Yusuf Karali Hoca, her bir ortamı ilim meclisine dönüştüren örnek bir âlimdir. Nitekim ramazan ve kurban bayramlarının ikinci günlerinde evi talebeler ve hocalarla dolup taşardı. Hocamızın hayatını kitaba aktaran Prof. Dr. İsmail Kara, bu güzide günlerden birinde şahit olduklarını şöyle kaleme almıştır: “Hocamın evine girdiğimde iki tarafı raflarla çevrili bir salon karşıladı bizi. Cilt cilt kitaplar gözüme ilişti. Ziyarete gelenler uzun zamandır çözemedikleri Arapça ibareleri, cevaplarını bulamadıkları dinî soruları Hoca’ya sorarlardı. Muğlak ve çok yönlü fetvalara önce kısa cevaplar verir, sonra da meseleyi derinlemesine açarak zihinlerde soru işareti bırakmazdı. Soru soranlara Arapça fıkıh kitaplarındaki ilgili bölümü açıp okutturur böylelikle onların da ilimden nasiplenmelerini sağlardı.”

Yusuf Karali, Rize’de müftülük vazifesini yapmakta iken hem kendisi hem de Rize için başka bir önemli gelişme daha yaşanacaktır. Bu önemli gelişme, Rize İmam Hatip Okulunun açılmasıdır. 1967 yılının bir sonbahar gününde bereketli bir kalabalık okulun bahçesinde toplanmış ve bu güzide okulun açılışını heyecanla beklemektedir. Vali’nin arabası gözükür. Arabadan Vali ile beraber Yusuf Karali Hoca da iner. Mülki erkân arabadan inen Vali’ye ve Müftü Yusuf Karali Hoca’ya hürmet ve tazimde bulunurlar. Protokol konuşmalarının ardından kürsüye Yusuf Hoca davet edilir. Konuşmasında ilmin faziletinden, dinî ilimlerin ehemmiyetinden, imam hatip okullarının ülkemiz için ne kadar değerli ve gerekli olduğundan katılımcılara bahseder. Yaptığı duanın ardından da okulun açılışı gerçekleşir. Yusuf Karali, imam hatip okulunun açılmasından sonra bu okulla özel olarak ilgilenir. Yaşı müsait olanları hutbe okumak üzere minbere, vaaz vermek için kürsüye çıkarmış, namaz kıldırmak için mihraba geçirmiş, Rize semalarında onların dilinden ezan-ı Muhammedi’nin yankılanması için onlara fahri görevler vermiştir. Bununla da yetinmeyen Hoca, şehrin muhtelif camilerinde talebelere mukabele okutmuş, hem onları halkla buluşturup okula olan teveccühün artmasını sağlamış hem de talebelerin hafızlıklarını kuvvetlendirip heyecanlarını yatıştırarak onları yarınların din görevlileri, hademe-i hayratı olarak hazırlamıştır.

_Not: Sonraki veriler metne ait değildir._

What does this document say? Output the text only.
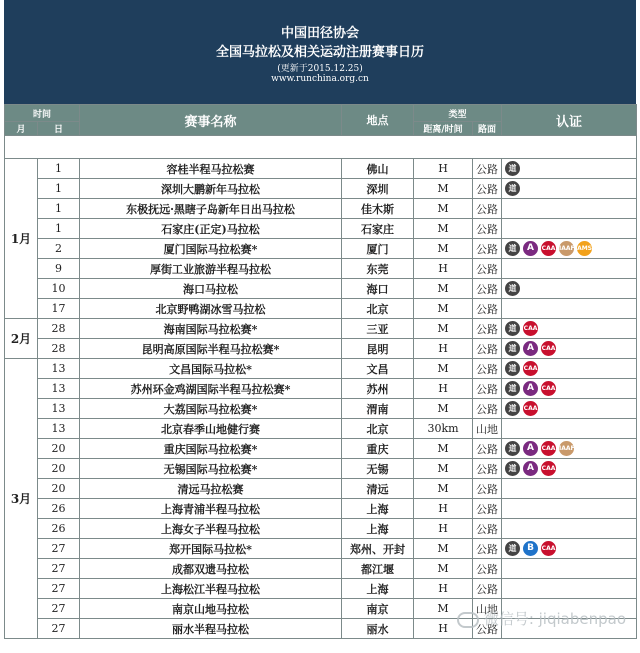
中国田径协会
全国马拉松及相关运动注册赛事日历
(更新于2015.12.25)
www.runchina.org.cn
时间		赛事名称	地点	类型		认证
月	日			距离/时间	路面	

1月	1	容桂半程马拉松赛	佛山	H	公路	道
	1	深圳大鹏新年马拉松	深圳	M	公路	道
	1	东极抚远·黑瞎子岛新年日出马拉松	佳木斯	M	公路	
	1	石家庄(正定)马拉松	石家庄	M	公路	
	2	厦门国际马拉松赛*	厦门	M	公路	道 A CAA IAAF AMS
	9	厚街工业旅游半程马拉松	东莞	H	公路	
	10	海口马拉松	海口	M	公路	道
	17	北京野鸭湖冰雪马拉松	北京	M	公路	
2月	28	海南国际马拉松赛*	三亚	M	公路	道 CAA
	28	昆明高原国际半程马拉松赛*	昆明	H	公路	道 A CAA
3月	13	文昌国际马拉松*	文昌	M	公路	道 CAA
	13	苏州环金鸡湖国际半程马拉松赛*	苏州	H	公路	道 A CAA
	13	大荔国际马拉松赛*	渭南	M	公路	道 CAA
	13	北京春季山地健行赛	北京	30km	山地	
	20	重庆国际马拉松赛*	重庆	M	公路	道 A CAA IAAF
	20	无锡国际马拉松赛*	无锡	M	公路	道 A CAA
	20	清远马拉松赛	清远	M	公路	
	26	上海青浦半程马拉松	上海	H	公路	
	26	上海女子半程马拉松	上海	H	公路	
	27	郑开国际马拉松*	郑州、开封	M	公路	道 B CAA
	27	成都双遗马拉松	都江堰	M	公路	
	27	上海松江半程马拉松	上海	H	公路	
	27	南京山地马拉松	南京	M	山地	
	27	丽水半程马拉松	丽水	H	公路	
微信号: jiqiabenpao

Yusuf Karali, 1951 yılından 1969 yılına kadar Rize Müftüsü olarak görev yaptı. O, belki bizlere yayımlanmış bir eser bırakmadı ancak bir kısmı günümüze intikal etmiş tercüme ve telif çalışmaları yaptı. Başkanlığımız tarafından bir vefa örneği olarak adı Rize Müftü Yusuf Karali Dini Yüksek İhtisas Merkezinde yaşatılan Yusuf Karali, namıdiğer Rize Müftüsü 3 Şubat 1969 günü sabah namazı vakti son nefesini vererek emanetini Rabbine teslim etti. Bir gün sonra binlerce seveninin ve talebelerinin iştiraki ile Rize Orta Camii’nde kılınan cenaze namazının ardından köyüne götürülerek evinin yakınındaki aile mezarlığına defnedildi.